Sahara occidental: le Polisario dit qu'il reste à Guerguerat

Le Front Polisario, mouvement indépendantiste sahraoui, a indiqué dimanche qu'il restait positionné dans une zone contestée du sud-ouest du Sahara occidental dont l'armée marocaine a récemment annoncé son retrait.

"Nous restons sur place tant que persiste la violation manifeste du cessez-le feu et de la zone tampon qui a été la source de la tension" à Guerguerat, a indiqué à l'AFP Mhamed Khadad, un membre de la direction du Polisario.

Les forces marocaines avaient annoncé fin février leur "retrait unilatéral" de la zone contestée, le long d'une route située dans un no man's land de quelques kilomètres carrés à la frontière avec la Mauritanie.

L'armée marocaine s'y était déployée en août pour goudronner une route au-delà de son mur de défense, barrière de sable qui marque la frontière du Sahara occidental sous contrôle marocain.

Mais les travaux avaient été interrompus cet hiver après des incursions de combattants du Front Polisario qui, selon des médias proches de ce mouvement, avait aussi installé une "base d'appui" dans la zone contestée, qu'il considère comme faisant partie de ses "territoires libérés".
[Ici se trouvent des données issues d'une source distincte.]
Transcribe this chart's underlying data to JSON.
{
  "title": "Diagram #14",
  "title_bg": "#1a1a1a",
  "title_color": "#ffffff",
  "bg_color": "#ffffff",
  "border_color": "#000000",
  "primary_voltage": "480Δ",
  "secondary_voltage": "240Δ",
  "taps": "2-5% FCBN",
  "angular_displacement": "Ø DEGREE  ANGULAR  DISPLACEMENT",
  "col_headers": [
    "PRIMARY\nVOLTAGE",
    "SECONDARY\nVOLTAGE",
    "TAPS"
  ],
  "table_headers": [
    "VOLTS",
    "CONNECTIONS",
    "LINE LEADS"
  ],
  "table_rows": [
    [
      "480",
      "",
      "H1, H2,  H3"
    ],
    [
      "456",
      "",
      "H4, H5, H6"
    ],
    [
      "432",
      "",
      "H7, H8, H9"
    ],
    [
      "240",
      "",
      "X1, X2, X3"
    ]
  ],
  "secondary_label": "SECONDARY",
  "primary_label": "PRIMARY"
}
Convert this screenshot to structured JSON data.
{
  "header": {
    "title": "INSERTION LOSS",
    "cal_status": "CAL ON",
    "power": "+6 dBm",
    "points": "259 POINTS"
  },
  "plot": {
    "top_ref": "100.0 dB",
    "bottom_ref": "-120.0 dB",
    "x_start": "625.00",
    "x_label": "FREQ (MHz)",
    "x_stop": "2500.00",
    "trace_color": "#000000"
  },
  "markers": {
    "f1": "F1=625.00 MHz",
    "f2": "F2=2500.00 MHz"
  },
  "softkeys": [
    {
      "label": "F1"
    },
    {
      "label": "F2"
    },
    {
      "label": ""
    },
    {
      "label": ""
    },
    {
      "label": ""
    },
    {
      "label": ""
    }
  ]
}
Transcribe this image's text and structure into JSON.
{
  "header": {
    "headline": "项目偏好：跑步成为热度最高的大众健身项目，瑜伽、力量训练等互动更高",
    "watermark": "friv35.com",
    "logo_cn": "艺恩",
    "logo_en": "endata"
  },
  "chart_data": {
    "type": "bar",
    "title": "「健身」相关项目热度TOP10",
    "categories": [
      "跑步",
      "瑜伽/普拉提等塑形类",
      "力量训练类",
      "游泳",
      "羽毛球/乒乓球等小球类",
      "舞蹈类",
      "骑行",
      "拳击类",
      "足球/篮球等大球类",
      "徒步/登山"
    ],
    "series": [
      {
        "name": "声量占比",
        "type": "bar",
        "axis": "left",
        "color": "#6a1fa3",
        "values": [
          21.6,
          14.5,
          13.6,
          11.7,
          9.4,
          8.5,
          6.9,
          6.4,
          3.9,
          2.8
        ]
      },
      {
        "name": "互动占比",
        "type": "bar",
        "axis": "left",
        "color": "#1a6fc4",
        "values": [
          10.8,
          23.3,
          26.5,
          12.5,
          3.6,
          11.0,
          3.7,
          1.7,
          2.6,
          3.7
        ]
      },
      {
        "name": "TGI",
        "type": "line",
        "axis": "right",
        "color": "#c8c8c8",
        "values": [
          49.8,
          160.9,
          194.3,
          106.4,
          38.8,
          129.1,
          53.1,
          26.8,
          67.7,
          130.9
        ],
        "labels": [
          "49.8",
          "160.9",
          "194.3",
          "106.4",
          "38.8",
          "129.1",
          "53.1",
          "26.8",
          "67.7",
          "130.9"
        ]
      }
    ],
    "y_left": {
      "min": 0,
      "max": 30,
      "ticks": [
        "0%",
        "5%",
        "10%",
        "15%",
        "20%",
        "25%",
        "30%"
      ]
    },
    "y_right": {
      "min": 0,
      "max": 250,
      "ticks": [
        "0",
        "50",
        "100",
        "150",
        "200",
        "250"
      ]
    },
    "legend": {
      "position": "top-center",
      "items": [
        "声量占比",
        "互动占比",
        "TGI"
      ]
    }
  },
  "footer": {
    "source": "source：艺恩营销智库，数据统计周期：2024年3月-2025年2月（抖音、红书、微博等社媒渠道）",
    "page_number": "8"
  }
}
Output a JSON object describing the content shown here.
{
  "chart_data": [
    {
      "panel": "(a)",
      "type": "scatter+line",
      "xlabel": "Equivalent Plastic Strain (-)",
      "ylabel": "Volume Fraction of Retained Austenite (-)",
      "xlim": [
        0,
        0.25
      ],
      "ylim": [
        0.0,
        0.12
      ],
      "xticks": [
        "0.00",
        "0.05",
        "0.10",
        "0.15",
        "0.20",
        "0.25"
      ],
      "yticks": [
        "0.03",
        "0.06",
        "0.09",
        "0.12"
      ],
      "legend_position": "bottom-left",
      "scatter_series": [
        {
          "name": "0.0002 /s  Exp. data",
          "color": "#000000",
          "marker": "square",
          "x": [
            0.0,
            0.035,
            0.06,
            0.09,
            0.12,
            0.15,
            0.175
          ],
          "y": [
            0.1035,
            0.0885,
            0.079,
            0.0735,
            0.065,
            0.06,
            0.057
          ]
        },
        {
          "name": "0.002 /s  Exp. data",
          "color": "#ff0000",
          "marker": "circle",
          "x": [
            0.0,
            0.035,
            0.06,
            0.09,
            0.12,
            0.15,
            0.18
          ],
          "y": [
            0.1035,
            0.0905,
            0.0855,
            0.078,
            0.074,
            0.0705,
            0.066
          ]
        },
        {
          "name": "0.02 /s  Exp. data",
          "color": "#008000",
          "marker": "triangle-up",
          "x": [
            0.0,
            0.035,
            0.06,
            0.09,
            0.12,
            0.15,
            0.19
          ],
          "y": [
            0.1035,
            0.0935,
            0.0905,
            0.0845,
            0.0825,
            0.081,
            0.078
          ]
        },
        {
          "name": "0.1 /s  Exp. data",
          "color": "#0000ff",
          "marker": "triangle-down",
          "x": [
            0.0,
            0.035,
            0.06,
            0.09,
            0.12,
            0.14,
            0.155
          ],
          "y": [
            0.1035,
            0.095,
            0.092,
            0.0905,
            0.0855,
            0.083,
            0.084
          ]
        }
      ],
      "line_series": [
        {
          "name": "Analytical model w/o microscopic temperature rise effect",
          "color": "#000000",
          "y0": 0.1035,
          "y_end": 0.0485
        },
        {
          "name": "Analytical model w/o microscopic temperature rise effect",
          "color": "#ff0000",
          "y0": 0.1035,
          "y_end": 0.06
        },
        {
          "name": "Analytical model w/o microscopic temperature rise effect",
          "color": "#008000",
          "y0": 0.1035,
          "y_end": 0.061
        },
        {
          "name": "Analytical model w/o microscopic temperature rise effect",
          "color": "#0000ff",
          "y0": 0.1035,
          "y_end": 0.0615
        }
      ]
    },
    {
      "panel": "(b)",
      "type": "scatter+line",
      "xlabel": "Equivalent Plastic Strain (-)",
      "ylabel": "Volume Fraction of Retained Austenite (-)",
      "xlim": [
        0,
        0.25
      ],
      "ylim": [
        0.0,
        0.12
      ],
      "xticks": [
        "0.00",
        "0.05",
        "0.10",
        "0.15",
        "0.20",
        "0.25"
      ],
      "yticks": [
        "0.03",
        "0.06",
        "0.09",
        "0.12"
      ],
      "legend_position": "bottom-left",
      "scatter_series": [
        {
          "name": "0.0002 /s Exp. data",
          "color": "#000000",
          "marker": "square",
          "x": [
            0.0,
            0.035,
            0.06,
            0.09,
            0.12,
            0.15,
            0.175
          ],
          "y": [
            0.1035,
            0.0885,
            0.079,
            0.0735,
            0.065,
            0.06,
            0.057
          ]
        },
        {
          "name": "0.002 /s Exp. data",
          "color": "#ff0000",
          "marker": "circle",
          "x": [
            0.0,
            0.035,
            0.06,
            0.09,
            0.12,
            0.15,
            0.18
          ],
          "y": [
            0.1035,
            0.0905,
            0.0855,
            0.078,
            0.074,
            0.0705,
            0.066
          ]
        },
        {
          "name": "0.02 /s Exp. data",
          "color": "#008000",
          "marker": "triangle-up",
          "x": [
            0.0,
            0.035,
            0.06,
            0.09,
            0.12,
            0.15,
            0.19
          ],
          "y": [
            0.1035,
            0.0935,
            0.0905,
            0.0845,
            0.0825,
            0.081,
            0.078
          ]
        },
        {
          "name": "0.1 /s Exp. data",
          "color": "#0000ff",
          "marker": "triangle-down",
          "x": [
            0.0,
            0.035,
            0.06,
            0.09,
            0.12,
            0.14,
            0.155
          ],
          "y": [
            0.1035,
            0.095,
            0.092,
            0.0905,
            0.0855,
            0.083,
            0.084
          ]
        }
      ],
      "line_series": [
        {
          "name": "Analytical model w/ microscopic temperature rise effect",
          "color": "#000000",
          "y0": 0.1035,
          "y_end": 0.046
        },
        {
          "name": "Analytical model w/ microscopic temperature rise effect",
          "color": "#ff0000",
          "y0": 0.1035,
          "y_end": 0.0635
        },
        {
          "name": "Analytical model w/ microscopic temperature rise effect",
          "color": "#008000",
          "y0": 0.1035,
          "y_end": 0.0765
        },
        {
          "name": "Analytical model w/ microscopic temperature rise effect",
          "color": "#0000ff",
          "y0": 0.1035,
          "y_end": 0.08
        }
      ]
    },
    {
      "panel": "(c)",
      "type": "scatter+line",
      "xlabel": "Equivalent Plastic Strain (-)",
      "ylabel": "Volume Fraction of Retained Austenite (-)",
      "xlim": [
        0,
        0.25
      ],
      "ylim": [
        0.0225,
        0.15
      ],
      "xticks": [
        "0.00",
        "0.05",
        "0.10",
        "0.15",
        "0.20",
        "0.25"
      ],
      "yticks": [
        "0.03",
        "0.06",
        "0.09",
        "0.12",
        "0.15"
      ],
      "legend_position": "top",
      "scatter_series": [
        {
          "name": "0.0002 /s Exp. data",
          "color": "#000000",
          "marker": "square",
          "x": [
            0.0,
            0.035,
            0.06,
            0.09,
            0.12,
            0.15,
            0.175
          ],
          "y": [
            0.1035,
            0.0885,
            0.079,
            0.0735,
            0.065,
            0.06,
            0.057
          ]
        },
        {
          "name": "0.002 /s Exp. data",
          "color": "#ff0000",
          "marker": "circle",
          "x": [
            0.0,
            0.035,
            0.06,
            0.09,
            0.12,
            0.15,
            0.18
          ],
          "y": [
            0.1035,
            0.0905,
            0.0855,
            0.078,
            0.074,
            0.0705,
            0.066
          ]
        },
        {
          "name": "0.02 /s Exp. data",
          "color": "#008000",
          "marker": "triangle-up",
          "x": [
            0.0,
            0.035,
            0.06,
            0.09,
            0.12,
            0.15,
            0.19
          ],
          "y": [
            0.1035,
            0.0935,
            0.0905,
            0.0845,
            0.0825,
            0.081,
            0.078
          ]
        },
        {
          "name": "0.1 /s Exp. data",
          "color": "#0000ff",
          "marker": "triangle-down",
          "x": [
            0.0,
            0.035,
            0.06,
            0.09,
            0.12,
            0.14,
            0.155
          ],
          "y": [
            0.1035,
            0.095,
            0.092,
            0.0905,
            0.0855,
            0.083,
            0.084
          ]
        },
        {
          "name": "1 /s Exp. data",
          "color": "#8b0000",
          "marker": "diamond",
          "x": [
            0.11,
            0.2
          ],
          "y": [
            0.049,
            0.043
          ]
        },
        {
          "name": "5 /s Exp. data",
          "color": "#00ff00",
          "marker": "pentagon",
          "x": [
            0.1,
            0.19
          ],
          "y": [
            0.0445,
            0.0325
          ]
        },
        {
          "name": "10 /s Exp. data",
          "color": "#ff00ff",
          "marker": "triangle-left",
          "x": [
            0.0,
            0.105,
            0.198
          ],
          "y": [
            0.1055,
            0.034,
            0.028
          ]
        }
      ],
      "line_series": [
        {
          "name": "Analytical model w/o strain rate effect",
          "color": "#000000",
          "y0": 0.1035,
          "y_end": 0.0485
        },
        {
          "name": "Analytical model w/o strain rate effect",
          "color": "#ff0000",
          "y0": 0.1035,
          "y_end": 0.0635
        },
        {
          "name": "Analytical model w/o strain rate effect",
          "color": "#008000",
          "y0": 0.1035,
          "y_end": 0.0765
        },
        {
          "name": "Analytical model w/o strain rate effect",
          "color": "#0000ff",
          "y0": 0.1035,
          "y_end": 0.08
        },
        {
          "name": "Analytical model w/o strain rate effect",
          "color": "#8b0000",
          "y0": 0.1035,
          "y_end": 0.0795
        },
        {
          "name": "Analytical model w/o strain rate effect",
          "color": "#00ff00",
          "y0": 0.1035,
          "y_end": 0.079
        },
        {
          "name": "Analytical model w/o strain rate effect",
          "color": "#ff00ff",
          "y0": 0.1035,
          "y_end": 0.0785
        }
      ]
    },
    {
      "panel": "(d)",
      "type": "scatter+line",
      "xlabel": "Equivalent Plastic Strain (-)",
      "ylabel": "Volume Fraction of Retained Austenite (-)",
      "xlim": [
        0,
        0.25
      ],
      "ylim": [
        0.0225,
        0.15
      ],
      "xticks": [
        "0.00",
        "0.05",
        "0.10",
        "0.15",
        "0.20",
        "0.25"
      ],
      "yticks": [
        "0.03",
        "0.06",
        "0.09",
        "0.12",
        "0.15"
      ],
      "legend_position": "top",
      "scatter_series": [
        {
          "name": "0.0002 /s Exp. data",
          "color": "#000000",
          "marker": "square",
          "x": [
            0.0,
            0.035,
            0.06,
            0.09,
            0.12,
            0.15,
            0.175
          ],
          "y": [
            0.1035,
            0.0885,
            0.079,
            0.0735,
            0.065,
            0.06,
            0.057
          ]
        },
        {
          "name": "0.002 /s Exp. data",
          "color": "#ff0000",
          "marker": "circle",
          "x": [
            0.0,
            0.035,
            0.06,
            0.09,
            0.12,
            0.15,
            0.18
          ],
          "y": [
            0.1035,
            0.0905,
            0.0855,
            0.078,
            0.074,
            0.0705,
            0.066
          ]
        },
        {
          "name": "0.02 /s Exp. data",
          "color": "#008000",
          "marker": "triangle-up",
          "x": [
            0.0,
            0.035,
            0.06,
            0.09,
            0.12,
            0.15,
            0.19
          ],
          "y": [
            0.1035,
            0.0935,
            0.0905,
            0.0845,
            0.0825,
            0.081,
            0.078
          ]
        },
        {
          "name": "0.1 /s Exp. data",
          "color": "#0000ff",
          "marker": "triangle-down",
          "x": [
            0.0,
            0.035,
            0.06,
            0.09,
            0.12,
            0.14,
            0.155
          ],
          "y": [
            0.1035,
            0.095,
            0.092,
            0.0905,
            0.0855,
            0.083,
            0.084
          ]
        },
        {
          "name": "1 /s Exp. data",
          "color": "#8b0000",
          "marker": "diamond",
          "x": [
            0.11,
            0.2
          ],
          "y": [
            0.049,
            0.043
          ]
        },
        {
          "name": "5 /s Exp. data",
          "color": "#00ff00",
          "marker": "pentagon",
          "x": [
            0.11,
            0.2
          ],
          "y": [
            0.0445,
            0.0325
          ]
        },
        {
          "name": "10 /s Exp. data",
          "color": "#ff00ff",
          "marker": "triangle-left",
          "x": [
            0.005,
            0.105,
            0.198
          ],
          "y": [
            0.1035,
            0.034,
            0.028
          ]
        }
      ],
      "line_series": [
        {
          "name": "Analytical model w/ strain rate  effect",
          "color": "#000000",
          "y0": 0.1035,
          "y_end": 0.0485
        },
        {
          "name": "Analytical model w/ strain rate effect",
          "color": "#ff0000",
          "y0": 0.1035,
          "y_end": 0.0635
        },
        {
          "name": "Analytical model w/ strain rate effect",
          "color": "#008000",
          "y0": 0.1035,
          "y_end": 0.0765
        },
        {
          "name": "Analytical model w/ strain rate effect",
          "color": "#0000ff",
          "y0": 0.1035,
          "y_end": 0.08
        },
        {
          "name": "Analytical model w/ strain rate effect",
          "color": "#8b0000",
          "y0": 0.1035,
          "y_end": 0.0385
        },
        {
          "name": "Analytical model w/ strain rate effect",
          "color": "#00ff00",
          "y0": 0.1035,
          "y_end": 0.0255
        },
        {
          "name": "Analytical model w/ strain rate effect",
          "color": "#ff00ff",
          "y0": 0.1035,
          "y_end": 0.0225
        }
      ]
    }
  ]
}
L'ONU s'était alarmée des risques de dérapage dans ce secteur où les tensions étaient vives depuis janvier.

Un moment entravé par les combattants du Polisario, le trafic a repris normalement cette semaine sur la route, selon des sources marocaines.

Ancienne colonie espagnole, le Sahara occidental, immense étendue désertique, est en grande partie sous le contrôle du Maroc depuis 1975.

Un cessez-le-feu supervisé par une force de maintien de la paix de l'ONU (Minurso) est intervenu en 1991.

Soutenu par l'Algérie, le Polisario réclame un référendum d'autodétermination alors que Rabat propose une autonomie sous sa souveraineté.

A Guerguerat, le mouvement indépendantiste conteste l'existence même de la route en question, que le Maroc considère, lui, comme essentielle pour ses échanges avec l'Afrique subsaharienne.

"En 1991, quand la Minurso est arrivée après le cessez-le-feu, il n'y avait pas de route, ni en bitume, ni en piste", a relevé dimanche M. Khadad. "C'est simple, il n'y avait aucune brèche dans le mur" de défense, a-t-il affirmé. "Nous demandons le respect du cessez-le-feu".

En février, le "ministre de la Défense" du Front Polisario, Abdullahi Lehbib, avait affirmé à l'AFP que le mouvement indépendantiste était "en état d'alerte", "surtout à cause de la situation à Guerguerat".